Story Time and Early Language Development Are Critical Components to School Success: Reflections from Ruby Payne

Many children's advocates and service providers are familiar with the work of Ruby Payne, who focuses on understanding and working with students and adults from poverty. Dr. Payne's work often considers the connections between language, cognitive issues, and the resources available to children and their families. Families from poverty, she tells us, often lack vital resources, including monty, emotional self-control, mental abilites and skills, physical health and well-being, a support system (including family, friends, perhaps a savings account), role models, and knowledge of the hidden rules - the unspoken habits and cues of a group.

To understand why achievement and discipline are such issues for students who come from families that have experienced multi-generational poverty, it is important to understand that there are different language "registers." While formal register, for example, uses complete sentences and a large vocabulary, casual register is characterized by a much smaller vocabulary (400 to 500 worlds), broken sentences and many non-verbal cues.

A California researcher, Maria Montano-Harmon, has found that while assessment tests demand that students understand formal register, many low-income students do not speak formal register and only know casual register.

Cognitive Issues

Research tells us that early memory is strongly linked to the predominant story structure that an individual knows. If a child has not had much experience with stories that feature cause and effect, consequence and sequence, then the student will not learn to plan. According to Feuerstein (1980):

  • If an individual cannot plan, they cannot predict.
  • If an individual cannot predict, they cannot identify cause and effect.
  • If an individual cannot identify cause and effect, they cannot identify consequence.
  • If an individual cannot identify consequence, they cannot control impulsivity.
  • If an individual cannot control impulsivity, they are more inclined to anti-social behavior.
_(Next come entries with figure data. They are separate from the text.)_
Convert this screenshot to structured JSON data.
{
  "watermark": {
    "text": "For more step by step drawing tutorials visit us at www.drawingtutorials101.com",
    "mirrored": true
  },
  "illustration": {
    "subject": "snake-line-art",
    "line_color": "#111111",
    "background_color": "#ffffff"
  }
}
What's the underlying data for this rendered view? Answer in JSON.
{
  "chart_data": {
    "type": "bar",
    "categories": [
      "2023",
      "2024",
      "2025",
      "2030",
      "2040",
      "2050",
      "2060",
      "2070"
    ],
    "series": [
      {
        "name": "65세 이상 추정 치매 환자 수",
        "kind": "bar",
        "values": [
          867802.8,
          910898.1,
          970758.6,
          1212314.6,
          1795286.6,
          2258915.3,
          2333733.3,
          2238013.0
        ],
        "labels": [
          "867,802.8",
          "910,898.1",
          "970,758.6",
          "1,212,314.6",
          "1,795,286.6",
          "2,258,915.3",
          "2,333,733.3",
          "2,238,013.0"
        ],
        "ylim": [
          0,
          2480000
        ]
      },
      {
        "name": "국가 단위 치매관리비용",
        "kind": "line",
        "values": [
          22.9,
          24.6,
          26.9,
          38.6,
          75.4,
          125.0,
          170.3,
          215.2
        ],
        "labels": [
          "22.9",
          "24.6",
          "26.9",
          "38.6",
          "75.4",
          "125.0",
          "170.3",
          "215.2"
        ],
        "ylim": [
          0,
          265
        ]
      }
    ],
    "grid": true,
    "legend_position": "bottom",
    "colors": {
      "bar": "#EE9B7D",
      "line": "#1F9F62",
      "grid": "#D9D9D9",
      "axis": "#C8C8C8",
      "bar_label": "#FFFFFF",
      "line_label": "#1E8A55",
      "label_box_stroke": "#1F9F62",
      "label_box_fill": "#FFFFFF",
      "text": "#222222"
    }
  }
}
Why is this a particular issue for children in poverty? Poverty, Ms. Payne tells us, forces a family to spend more time on survival. This is particularly true for single parent families. With only one parent present, there is less time and energy to interact directly with children and also put food on the table. This problem is compounded further for particularly young parents who lack additional parenting resources.

A Behavioral Response

The good news is that many of the cognitive issues that arise from early language deficiencies are amenable to intervention. Specifically, interventions can be powerful tools when they help children learn three things: what stimuli to pay attention to, why these stimuli matter, and how best to deal with the challenges that the stimuli present.

This process, Ms. Payne tells us, helps to build cognitive strategies for the mind. When these strategies are only partially in place, the mind can only partially accept and process what it is being asked to learn. But by helping to build the cognitive toolkit that children need to process complex information, their families, care providers and early educators are establishing the foundation for their later success and development.

This article is drawn from Ruby Payne, 1996.  "Understanding and Working with Students and Adults from Poverty" Instructional Leader a publication of the Texas Elementary Principals and Supervisors Association.